Community ‘Hood’ Day in Venice

June 19th is the official community or neighborhood day in Oakwood Park, Venice. It is a celebration of peace, culture, and pride for the Venice 13 and Venice Shoreline Crips gangs, that once dominated the area. You can see lowrider cars circling the park, red plastic cups full of beer, rappers and singers on stage, pictures of loved ones hung on a fence murdered in the line of fire, plates full of barbeque, Latino and African American people engaged in unison, and people throwing up gang signs. It is a different landscape from what you normally see on polished Abbot Kinney Blvd just a few blocks away. The Oakwood area, also referred to as Ghost Town, is one of the very few places on the Westside of Los Angeles where you mostly find a minority presence. Since the 1930’s and 1940’s, African Americans moved in to the area during racial segregation as a settlement was carved out for them to work in the oil fields. Mexican Americans followed suit shortly thereafter when the 405 freeway was built throughout their communities, thus forcing a further move west.

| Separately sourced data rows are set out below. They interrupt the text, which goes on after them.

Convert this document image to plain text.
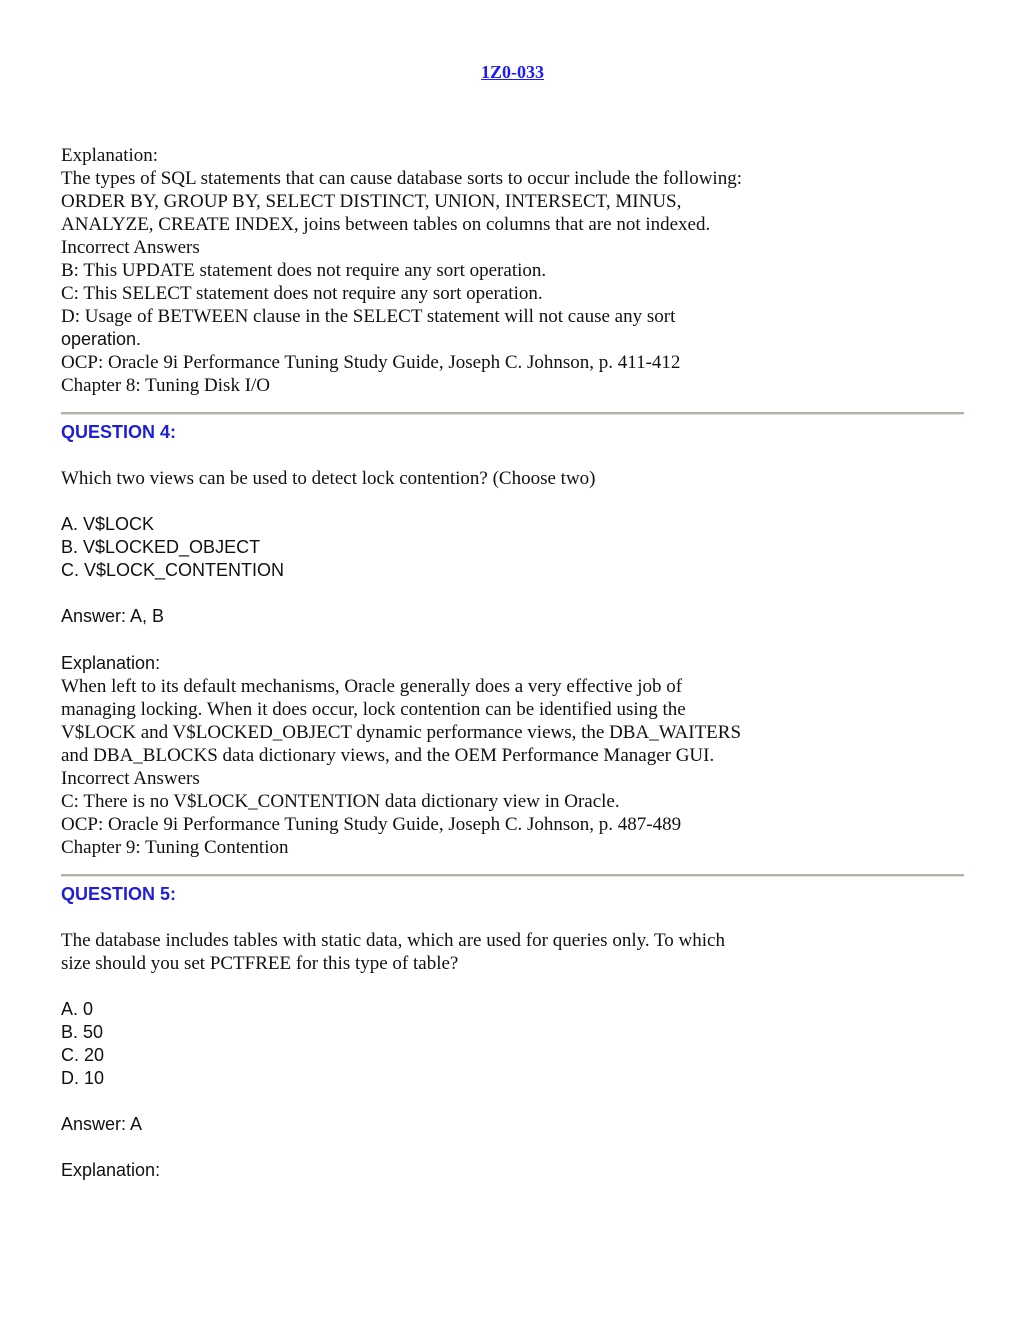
1Z0-033
Explanation:
The types of SQL statements that can cause database sorts to occur include the following:
ORDER BY, GROUP BY, SELECT DISTINCT, UNION, INTERSECT, MINUS,
ANALYZE, CREATE INDEX, joins between tables on columns that are not indexed.
Incorrect Answers
B: This UPDATE statement does not require any sort operation.
C: This SELECT statement does not require any sort operation.
D: Usage of BETWEEN clause in the SELECT statement will not cause any sort
operation.
OCP: Oracle 9i Performance Tuning Study Guide, Joseph C. Johnson, p. 411-412
Chapter 8: Tuning Disk I/O
QUESTION 4:
Which two views can be used to detect lock contention? (Choose two)
A. V$LOCK
B. V$LOCKED_OBJECT
C. V$LOCK_CONTENTION
Answer: A, B
Explanation:
When left to its default mechanisms, Oracle generally does a very effective job of
managing locking. When it does occur, lock contention can be identified using the
V$LOCK and V$LOCKED_OBJECT dynamic performance views, the DBA_WAITERS
and DBA_BLOCKS data dictionary views, and the OEM Performance Manager GUI.
Incorrect Answers
C: There is no V$LOCK_CONTENTION data dictionary view in Oracle.
OCP: Oracle 9i Performance Tuning Study Guide, Joseph C. Johnson, p. 487-489
Chapter 9: Tuning Contention
QUESTION 5:
The database includes tables with static data, which are used for queries only. To which
size should you set PCTFREE for this type of table?
A. 0
B. 50
C. 20
D. 10
Answer: A
Explanation:
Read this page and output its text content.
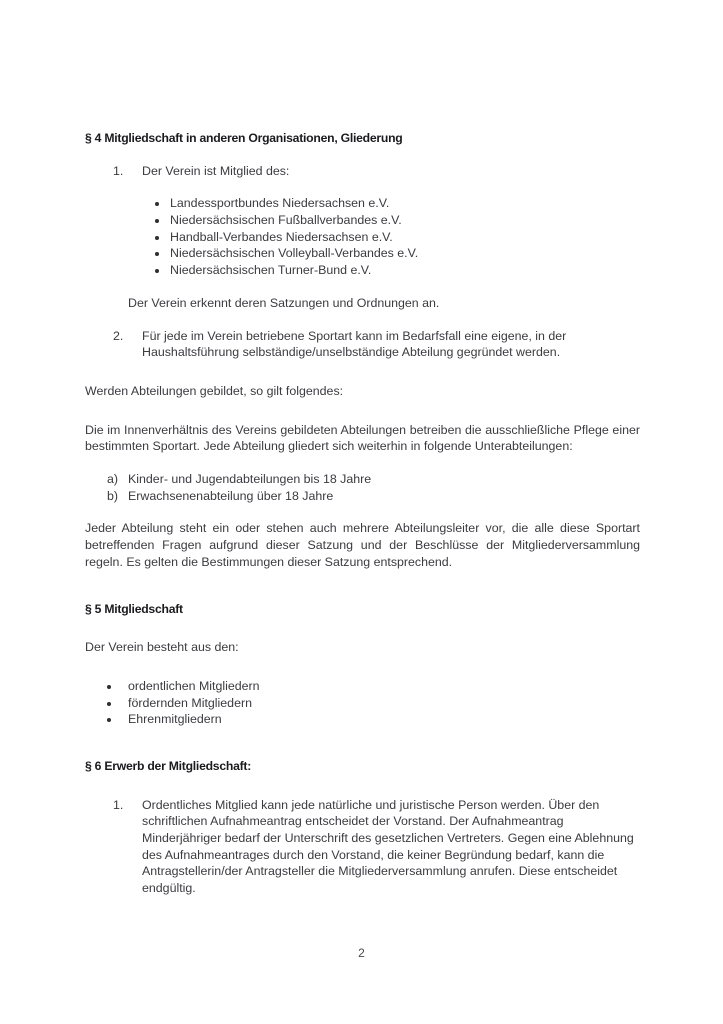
§ 4 Mitgliedschaft in anderen Organisationen, Gliederung
1.	Der Verein ist Mitglied des:
Landessportbundes Niedersachsen e.V.
Niedersächsischen Fußballverbandes e.V.
Handball-Verbandes Niedersachsen e.V.
Niedersächsischen Volleyball-Verbandes e.V.
Niedersächsischen Turner-Bund e.V.

Der Verein erkennt deren Satzungen und Ordnungen an.

2.	Für jede im Verein betriebene Sportart kann im Bedarfsfall eine eigene, in der Haushaltsführung selbständige/unselbständige Abteilung gegründet werden.

Werden Abteilungen gebildet, so gilt folgendes:

Die im Innenverhältnis des Vereins gebildeten Abteilungen betreiben die ausschließliche Pflege einer bestimmten Sportart. Jede Abteilung gliedert sich weiterhin in folgende Unterabteilungen:

a) Kinder- und Jugendabteilungen bis 18 Jahre
b) Erwachsenenabteilung über 18 Jahre

Jeder Abteilung steht ein oder stehen auch mehrere Abteilungsleiter vor, die alle diese Sportart betreffenden Fragen aufgrund dieser Satzung und der Beschlüsse der Mitgliederversammlung regeln. Es gelten die Bestimmungen dieser Satzung entsprechend.

§ 5 Mitgliedschaft

Der Verein besteht aus den:

ordentlichen Mitgliedern
fördernden Mitgliedern
Ehrenmitgliedern
§ 6 Erwerb der Mitgliedschaft:
1.	Ordentliches Mitglied kann jede natürliche und juristische Person werden. Über den schriftlichen Aufnahmeantrag entscheidet der Vorstand. Der Aufnahmeantrag Minderjähriger bedarf der Unterschrift des gesetzlichen Vertreters. Gegen eine Ablehnung des Aufnahmeantrages durch den Vorstand, die keiner Begründung bedarf, kann die Antragstellerin/der Antragsteller die Mitgliederversammlung anrufen. Diese entscheidet endgültig.
2
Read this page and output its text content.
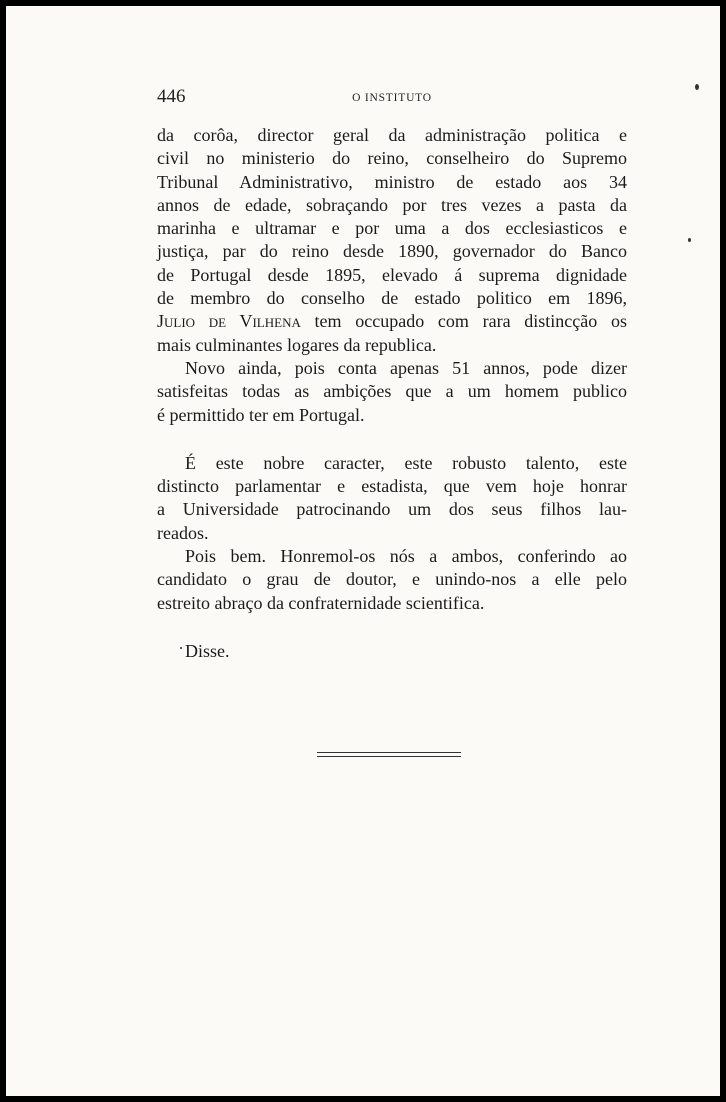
446	O INSTITUTO

da corôa, director geral da administração politica e
civil no ministerio do reino, conselheiro do Supremo
Tribunal Administrativo, ministro de estado aos 34
annos de edade, sobraçando por tres vezes a pasta da
marinha e ultramar e por uma a dos ecclesiasticos e
justiça, par do reino desde 1890, governador do Banco
de Portugal desde 1895, elevado á suprema dignidade
de membro do conselho de estado politico em 1896,
Julio de Vilhena tem occupado com rara distincção os
mais culminantes logares da republica.

Novo ainda, pois conta apenas 51 annos, pode dizer
satisfeitas todas as ambições que a um homem publico
é permittido ter em Portugal.

É este nobre caracter, este robusto talento, este
distincto parlamentar e estadista, que vem hoje honrar
a Universidade patrocinando um dos seus filhos lau-
reados.

Pois bem. Honremol-os nós a ambos, conferindo ao
candidato o grau de doutor, e unindo-nos a elle pelo
estreito abraço da confraternidade scientifica.

Disse.
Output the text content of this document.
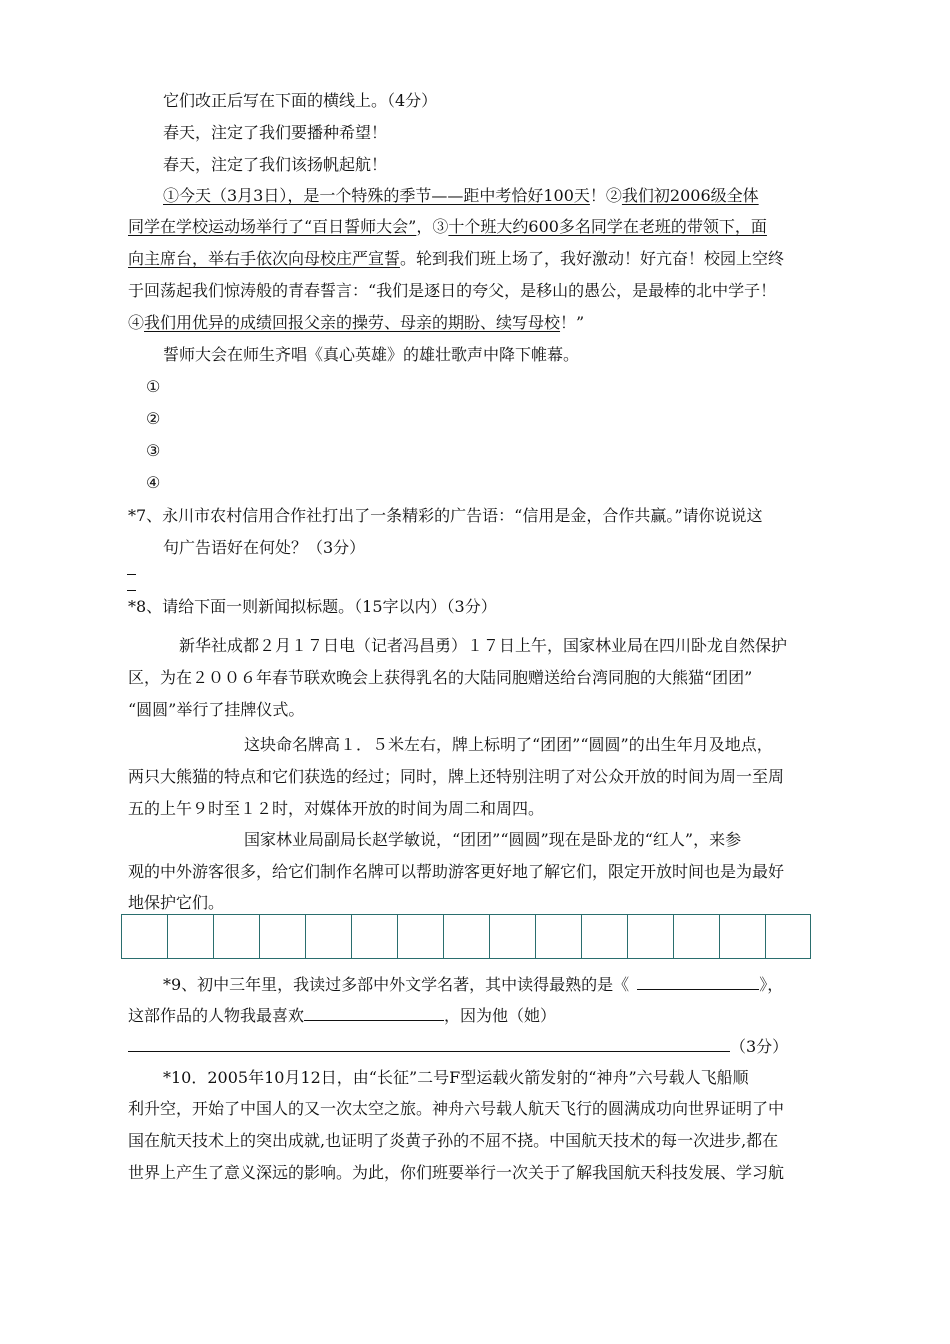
它们改正后写在下面的横线上。（4分）
春天，注定了我们要播种希望！
春天，注定了我们该扬帆起航！
①今天（3月3日），是一个特殊的季节——距中考恰好100天！②我们初2006级全体
同学在学校运动场举行了“百日誓师大会”，③十个班大约600多名同学在老班的带领下，面
向主席台，举右手依次向母校庄严宣誓。轮到我们班上场了，我好激动！好亢奋！校园上空终
于回荡起我们惊涛般的青春誓言：“我们是逐日的夸父，是移山的愚公，是最棒的北中学子！
④我们用优异的成绩回报父亲的操劳、母亲的期盼、续写母校！”
誓师大会在师生齐唱《真心英雄》的雄壮歌声中降下帷幕。
①
②
③
④
*7、永川市农村信用合作社打出了一条精彩的广告语：“信用是金，合作共赢。”请你说说这
句广告语好在何处？（3分）
*8、请给下面一则新闻拟标题。（15字以内）（3分）
新华社成都２月１７日电（记者冯昌勇）１７日上午，国家林业局在四川卧龙自然保护
区，为在２００６年春节联欢晚会上获得乳名的大陆同胞赠送给台湾同胞的大熊猫“团团”
“圆圆”举行了挂牌仪式。
这块命名牌高１．５米左右，牌上标明了“团团”“圆圆”的出生年月及地点，
两只大熊猫的特点和它们获选的经过；同时，牌上还特别注明了对公众开放的时间为周一至周
五的上午９时至１２时，对媒体开放的时间为周二和周四。
国家林业局副局长赵学敏说，“团团”“圆圆”现在是卧龙的“红人”，来参
观的中外游客很多，给它们制作名牌可以帮助游客更好地了解它们，限定开放时间也是为最好
地保护它们。
*9、初中三年里，我读过多部中外文学名著，其中读得最熟的是《	》，
这部作品的人物我最喜欢	，因为他（她）
（3分）
*10．2005年10月12日，由“长征”二号F型运载火箭发射的“神舟”六号载人飞船顺
利升空，开始了中国人的又一次太空之旅。神舟六号载人航天飞行的圆满成功向世界证明了中
国在航天技术上的突出成就,也证明了炎黄子孙的不屈不挠。中国航天技术的每一次进步,都在
世界上产生了意义深远的影响。为此，你们班要举行一次关于了解我国航天科技发展、学习航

The Venice 13 gang was formed in the 1950’s as a result of Ghost Town being a “ghetto by the sea” and poverty-stricken area neglected by the city of Los Angeles.  Its cheap housing attracted counter-culture artists and poor European immigrants, thus allowing the gang to dominate the drug trade, and their customers included those same artists, other hippies, and some high-income residents nearby. With high unemployment rates and racial tensions in the area at the time, the Venice Shoreline Crips formed throughout the ’70’s, and during the crack boom of the ’80’s they became heavily involved in the drug trade. The Shoreline Crips and the Venice 13 gangs maintained a peaceful relationship until 1993 when the Mexican Mafia declared a peace treaty for sureño gangs, but encouraged them to go to war against African American gangs. The Culver City boys began first by kicking out the Shorelines from the Mar Vista housing projects, then the Venice 13 gang declared war against the Shorelines, and soon the Shorelines were being attacked by other sureño gangs like Sotel and Santa Monica. About 55 people were killed during the blitzkrieg.

After street gang injunctions were imposed on the gangs in the ’90s, a strong wave of gentrification, and local minority residents priced out of homes, the Oakwood area has become another yuppie enclave. A low-income housing community just east of Lincoln Blvd is now being advertised as ‘condo-living’ just a few blocks from Abbot Kinney Blvd. Now you see white people wearing jeans and open-toe sandals walking their dogs, small cottages being converted into functional Bauhaus-style boxes, high wooden fences with bright-colored doors, and transplants flocking from the Midwest and East Coast to claim their stake in what they’re now calling Silicone Beach. So while people claim the organic and local flag, the changes in the area are the antithesis and anything but. The changes around Venice on Lincoln, Abbot Kinney Blvd, Rose Ave, and others are completely polished, agenda-driven, and elitist. The average home for sale in Venice is now more than one million dollars. The new wave of gentrification in Oakwood has created a new form of racial segregation, and its called the Westside Apartheid.